I’ve been learning a new programming language the last few months, for the first time since the summer of 2009 when I spent a few months dabbling in Python. This time it’s Node.js, the popular new environment for writing high-performance internet applications and web servers.
If you’ve not heard of Node (I’m looking at you, Mom), you’ll probably want to stop reading at this point and go look at pictures of our dogs instead.
Here are a few of the resources that I’ve found useful for learning about both the syntactical and philosophical aspects of Node …
First off, if you don’t already have it you’ll need to install Node. You can find all the latest versions and instructions for the (extremely simple) installation process on the Nodejs.org web site. A note for Windows users: if you see references to running Node under Cygwin, that’s the old unsupported approach. Now you can simply install Windows binaries from Nodejs.org, no Cygwin required.
An important resource to know about is the documentation on Nodejs.org. Documentation is available for many different releases, and you can see all of the versions on this page. Note the link at the top of that page to the latest version. That’s what you want if you’re new to Node, and you need to be careful when you follow links that other people provide to documentation of Node APIs. Some people have hard-coded links to specific versions of the documentation (I’ve seen a link to version 0.6.0, for example), and you can waste a lot of time trying to debug code running in version X while you’re referring to documentation of an incompatible version Y. As long as the URL has docs/latest in it, you can be sure you’re looking at the documentation for the current release.

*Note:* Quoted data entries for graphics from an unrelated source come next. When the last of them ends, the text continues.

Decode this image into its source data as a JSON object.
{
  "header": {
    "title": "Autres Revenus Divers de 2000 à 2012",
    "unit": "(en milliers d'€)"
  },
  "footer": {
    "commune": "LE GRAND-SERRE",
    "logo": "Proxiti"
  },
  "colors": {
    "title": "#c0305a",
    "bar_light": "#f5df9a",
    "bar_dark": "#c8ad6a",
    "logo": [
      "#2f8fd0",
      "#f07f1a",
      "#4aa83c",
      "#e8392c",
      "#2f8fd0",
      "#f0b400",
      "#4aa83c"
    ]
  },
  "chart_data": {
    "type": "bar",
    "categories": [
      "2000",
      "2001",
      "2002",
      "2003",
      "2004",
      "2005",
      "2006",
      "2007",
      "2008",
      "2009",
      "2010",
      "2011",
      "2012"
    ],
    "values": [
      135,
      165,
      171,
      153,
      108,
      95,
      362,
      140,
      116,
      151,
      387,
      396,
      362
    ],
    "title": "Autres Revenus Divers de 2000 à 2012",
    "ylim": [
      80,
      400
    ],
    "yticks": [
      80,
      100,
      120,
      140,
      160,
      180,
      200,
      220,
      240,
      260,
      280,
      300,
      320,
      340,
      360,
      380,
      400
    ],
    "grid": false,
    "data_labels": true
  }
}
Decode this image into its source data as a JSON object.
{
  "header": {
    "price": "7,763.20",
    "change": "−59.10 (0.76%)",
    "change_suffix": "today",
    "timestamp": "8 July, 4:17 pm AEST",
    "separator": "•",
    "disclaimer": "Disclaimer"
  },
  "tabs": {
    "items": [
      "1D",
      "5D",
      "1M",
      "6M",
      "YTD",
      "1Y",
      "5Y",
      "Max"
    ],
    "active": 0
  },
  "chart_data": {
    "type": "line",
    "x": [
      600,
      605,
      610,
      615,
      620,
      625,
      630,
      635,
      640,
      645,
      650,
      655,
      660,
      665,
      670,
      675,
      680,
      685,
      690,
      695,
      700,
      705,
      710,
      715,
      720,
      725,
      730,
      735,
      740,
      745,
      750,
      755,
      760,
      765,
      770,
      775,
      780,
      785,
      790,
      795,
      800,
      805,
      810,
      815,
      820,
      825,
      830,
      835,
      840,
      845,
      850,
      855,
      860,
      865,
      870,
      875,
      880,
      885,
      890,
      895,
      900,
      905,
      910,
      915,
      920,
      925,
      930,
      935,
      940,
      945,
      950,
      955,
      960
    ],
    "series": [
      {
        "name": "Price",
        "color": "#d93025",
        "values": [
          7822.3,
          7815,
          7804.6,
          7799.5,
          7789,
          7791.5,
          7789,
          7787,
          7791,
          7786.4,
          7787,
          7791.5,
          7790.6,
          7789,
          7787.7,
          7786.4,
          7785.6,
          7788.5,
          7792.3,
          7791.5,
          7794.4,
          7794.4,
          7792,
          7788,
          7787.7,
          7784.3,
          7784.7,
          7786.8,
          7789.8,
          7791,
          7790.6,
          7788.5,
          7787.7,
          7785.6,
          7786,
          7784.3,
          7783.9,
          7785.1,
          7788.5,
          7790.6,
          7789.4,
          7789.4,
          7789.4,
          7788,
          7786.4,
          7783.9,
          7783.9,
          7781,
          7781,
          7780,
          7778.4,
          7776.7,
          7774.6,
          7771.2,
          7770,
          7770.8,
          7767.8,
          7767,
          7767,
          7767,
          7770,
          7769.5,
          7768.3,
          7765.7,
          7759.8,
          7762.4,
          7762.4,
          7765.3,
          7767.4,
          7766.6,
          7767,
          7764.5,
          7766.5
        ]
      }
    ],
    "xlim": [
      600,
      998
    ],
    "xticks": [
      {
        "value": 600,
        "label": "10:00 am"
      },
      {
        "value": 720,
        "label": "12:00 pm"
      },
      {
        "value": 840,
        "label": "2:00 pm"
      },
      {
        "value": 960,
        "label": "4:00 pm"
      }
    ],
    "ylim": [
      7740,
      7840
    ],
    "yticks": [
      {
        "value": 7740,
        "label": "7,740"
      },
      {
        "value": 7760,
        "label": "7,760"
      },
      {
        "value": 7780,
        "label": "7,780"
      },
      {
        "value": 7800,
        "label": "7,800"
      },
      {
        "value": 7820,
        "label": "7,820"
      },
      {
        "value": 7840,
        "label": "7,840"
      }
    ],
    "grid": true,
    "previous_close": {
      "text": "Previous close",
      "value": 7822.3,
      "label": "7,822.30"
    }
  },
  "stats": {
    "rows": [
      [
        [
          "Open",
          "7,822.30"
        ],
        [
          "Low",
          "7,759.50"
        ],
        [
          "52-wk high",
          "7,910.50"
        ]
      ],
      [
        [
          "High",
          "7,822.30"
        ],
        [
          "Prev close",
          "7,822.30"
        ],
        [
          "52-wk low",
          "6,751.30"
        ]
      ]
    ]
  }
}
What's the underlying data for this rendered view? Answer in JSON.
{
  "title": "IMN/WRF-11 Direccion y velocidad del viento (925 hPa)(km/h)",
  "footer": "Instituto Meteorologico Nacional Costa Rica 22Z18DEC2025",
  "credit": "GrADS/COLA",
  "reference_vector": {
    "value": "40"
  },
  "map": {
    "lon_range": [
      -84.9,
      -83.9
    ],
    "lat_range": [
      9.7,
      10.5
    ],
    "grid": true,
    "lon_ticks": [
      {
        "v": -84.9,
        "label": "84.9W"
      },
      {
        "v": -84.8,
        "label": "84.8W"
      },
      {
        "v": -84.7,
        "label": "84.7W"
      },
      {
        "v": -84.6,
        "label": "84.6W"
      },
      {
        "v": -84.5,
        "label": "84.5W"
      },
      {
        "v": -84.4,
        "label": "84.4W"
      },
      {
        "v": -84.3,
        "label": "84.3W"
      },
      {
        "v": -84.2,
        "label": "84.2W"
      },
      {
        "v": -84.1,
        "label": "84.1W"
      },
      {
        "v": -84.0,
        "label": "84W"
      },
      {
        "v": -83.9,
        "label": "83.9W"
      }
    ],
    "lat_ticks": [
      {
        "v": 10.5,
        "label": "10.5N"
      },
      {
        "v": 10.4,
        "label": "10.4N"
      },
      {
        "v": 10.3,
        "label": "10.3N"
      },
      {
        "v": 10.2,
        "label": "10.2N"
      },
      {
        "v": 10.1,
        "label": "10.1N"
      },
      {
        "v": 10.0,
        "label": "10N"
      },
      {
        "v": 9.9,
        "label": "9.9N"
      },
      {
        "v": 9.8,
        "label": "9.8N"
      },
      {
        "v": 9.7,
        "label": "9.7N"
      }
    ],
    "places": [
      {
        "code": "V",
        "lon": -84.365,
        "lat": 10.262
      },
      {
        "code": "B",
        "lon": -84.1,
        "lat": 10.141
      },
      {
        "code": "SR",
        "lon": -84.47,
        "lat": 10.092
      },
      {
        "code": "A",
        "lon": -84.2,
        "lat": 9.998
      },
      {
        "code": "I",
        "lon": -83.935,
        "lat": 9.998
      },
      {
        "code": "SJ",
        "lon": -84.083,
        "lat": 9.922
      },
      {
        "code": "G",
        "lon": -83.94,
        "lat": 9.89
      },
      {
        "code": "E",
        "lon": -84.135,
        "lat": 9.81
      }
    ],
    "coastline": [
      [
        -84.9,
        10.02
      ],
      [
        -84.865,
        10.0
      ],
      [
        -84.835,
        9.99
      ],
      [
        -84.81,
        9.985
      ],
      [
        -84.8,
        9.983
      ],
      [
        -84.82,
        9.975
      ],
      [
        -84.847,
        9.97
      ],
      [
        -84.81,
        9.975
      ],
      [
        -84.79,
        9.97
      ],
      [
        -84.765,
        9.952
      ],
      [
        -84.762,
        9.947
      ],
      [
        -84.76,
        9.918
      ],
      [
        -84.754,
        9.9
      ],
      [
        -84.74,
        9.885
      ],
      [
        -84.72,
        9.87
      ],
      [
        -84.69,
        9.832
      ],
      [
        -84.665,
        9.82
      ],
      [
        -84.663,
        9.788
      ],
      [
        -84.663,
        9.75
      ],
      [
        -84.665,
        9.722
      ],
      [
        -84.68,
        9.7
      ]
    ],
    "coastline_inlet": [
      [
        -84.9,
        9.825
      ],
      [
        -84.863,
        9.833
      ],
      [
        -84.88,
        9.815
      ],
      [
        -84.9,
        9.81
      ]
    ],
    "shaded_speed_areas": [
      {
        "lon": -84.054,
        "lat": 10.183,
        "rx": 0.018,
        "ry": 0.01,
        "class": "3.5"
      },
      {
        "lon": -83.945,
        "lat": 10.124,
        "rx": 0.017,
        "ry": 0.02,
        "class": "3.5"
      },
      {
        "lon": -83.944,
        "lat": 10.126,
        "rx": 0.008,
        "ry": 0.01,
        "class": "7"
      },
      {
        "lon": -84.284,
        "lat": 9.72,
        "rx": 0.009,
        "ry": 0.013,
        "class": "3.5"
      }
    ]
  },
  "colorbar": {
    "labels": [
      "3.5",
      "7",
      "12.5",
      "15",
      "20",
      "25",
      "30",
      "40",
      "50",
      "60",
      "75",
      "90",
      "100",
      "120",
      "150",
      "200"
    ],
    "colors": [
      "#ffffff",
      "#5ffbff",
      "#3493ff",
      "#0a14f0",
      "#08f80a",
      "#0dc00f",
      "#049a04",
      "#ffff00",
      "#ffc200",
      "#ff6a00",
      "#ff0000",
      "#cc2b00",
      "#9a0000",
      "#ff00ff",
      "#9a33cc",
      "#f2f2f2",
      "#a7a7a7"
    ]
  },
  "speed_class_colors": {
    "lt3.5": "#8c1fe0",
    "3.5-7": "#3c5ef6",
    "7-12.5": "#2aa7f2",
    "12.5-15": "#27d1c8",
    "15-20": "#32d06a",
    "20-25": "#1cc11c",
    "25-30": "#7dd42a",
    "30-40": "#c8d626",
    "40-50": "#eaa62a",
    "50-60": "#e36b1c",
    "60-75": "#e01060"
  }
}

After you have Node installed and know how to look things up in the documentation, it’s time to learn a bit about how to use this shiny new tool in your toolbox. Node is great for some things (real-time web apps, single-page apps), but it’s not for everything. You can find on Youtube a good video overview from Ryan Dahl, the inventor of Node.js, that can help you understand the thinking behind Node. Mikeal Rogers also has a well-known post on “The Way of Node” that outlines a set of guiding principles for Node developers. Another outstanding resource is HowToNode.org, which is run by Tim Caswell, community manager at Cloud9.
Finally, one other resource is not free, but I’ve found well worth more than the $7.99 cost: the Node.js Bundle from LeanBundle. Both books are provided in PDF and Kindle format.
For an old-timer like me (let’s just say I still remember the buzz of Fortran-77 being the shiny new programming language), there are some things to instantly love about Node. Installation is fast and simple (and free), and the Node interpreter is a single executable that you can fire up and immediately start typing statements in a command window (or REPL). You can also type Node myprogram.js at your OS’s command prompt to run your masterpiece. I have Node installed on my Windows, Mac and Linux machines, and the development experience is roughly the same on all three. Well, different text editors of course, but that’s a whole other area of passionate disagreement among developers so let’s not go there today.